Il faut alors plier bagages - à -30 Celsius! - pendant que le guide, levé une heure plus tôt, a fait fondre de la neige pour faire bouillir l'eau afin de préparer chocolat chaud et gruau agrémenté de maints extras.

Puis, toujours mitaines aux mains, on mange un bagel badigeonné de beurre de pinottes.

Les besoins naturels sont effectués dans une poubelle à moitié enfoncée dans le sol et recouverte d'un siège en styrofoam. Elle est récupérée chaque jour par les bénévoles en motoneige qui se font un devoir d'aplanir la neige sur chaque site de campement et d'aménager une « salle d'aisance » aussi confortable que possible à l'abri des regards et du vent.

Une fois la tente démontée et chaque traîneau bien ficelé, les conquérants et les coureurs des bois se mettent en route sur un sentier balisé par les motoneigistes qui demeurent aussi invisibles que possible. À peine deux apparitions par jour pour distribuer des bouteilles d'eau au besoin et répondre à toute urgence.

Énergie et température
Une expédition comme la TLA permet de prendre amplement connaissance des secrets de la gestion de son énergie et du contrôle de sa température.

Il faut boire énormément car l'effort fait suer et le vent assèche. Dans ces conditions très dures, on découvre à quel point la nourriture est un combustible. Laisser ses batteries descendre à zéro est un péché capital.

L'inquiétude la plus largement partagée est celle du sommeil. La première nuit de camping hivernal est une expérience très spéciale. On se lève le matin avec l'impression de n'avoir pas dormi une seule seconde. Pourtant, au lever, la forme y est. Il y a donc bel et bien eu récupération...

Par la suite, on s'habitue à se réveiller et se rendormir environ 95 fois par nuit. Quand on n'y prête plus attention, tout baigne. Et après avoir dormi à -35 Celsius, on se croit en plein été quand le thermomètre grimpe à -15 Celsius.
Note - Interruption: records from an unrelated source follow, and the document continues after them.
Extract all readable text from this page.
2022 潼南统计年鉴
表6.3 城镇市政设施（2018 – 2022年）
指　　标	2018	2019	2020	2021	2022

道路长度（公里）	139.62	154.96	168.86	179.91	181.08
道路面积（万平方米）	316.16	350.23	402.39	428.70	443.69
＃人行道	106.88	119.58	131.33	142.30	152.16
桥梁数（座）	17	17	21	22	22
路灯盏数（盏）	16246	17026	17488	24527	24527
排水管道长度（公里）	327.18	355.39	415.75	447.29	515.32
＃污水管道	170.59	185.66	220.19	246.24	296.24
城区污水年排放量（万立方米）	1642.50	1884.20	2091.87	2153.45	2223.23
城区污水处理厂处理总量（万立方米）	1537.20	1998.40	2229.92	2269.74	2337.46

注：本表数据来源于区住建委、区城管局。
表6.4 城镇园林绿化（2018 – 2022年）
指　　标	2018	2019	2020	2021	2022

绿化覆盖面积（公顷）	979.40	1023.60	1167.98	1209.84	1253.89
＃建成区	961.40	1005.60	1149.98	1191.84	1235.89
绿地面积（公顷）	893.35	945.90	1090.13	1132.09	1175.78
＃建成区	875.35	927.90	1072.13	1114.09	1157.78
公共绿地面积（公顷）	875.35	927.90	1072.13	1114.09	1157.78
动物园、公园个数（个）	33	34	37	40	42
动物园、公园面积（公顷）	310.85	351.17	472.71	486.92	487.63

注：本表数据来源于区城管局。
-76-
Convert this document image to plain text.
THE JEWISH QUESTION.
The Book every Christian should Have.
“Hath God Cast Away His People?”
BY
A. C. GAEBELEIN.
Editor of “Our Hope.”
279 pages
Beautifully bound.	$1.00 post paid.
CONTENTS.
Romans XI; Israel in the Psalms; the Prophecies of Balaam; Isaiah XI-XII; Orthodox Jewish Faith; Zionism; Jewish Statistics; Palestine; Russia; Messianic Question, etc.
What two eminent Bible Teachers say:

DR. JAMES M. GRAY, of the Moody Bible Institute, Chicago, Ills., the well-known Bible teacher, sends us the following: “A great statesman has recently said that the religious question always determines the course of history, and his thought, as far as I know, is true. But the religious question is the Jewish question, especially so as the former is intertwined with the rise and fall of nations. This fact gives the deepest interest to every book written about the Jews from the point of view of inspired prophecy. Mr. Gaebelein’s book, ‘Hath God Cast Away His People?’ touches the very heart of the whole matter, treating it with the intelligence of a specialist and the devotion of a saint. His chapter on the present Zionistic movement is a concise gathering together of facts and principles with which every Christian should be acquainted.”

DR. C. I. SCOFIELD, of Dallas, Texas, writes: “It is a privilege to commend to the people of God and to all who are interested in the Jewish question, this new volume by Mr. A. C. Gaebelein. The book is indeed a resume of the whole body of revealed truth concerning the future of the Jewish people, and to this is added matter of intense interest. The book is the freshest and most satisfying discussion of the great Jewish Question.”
La Traversée du Lac Abitibi : une expédition de cinq jours en ski hors-piste à tirer un traîneau
de quinze kilos minimum, tout en vivan quatre nuits de camping d'hiver. Inoubliable !

Aventure de groupe
Outre sa propre expérience individuelle, la TLA permet de bâtir des liens de camaraderie incroyable entre les gens et les équipes.

Le dernier soir passé aux îles aux Hérons, les tentes ont été érigées plus près les unes des autres et tous ont mis la pelle à l'ouvrage pour déblayer des tranchées menant d'un campement à un autre. De toute beauté!

Des personnalités très fortes se démarquent également au fil des jours. Entre autres, celle du Néerlandais Frank Kleinbekman, tombé amoureux fou de l'Abitibi qui, année après année, amène des compatriotes participer soit à la TLA, sait au Raid des Conquérants, une expédition de cinq jours en vélo de montagne au mois d'août.

Parmi les autres figures inoubliables de la 9e Traversée, il y a aussi eu Yvon Calder, plus grand maniaque de plein air que l'Abitibi ait jamais connu, Raymond Caron, dit « le bûcheron », et son inséparable ami Mario Roy, boute-en-train intarissable.

Et comment oublier Luc et sa fille Julie, ainsi que Suzie, Natalie, Bouke, Walter, Louis-Philippe, Yannick, Yann, Isabelle, Nancy, Pierre, Patrick, Gilles...

Les bénévoles sont également trop nombreux pour être tous remerciés individuellement mais qu'ils se sentent visés dans un merci très spécial adressé au chef de la sécurité motoneige, Michel Longpré.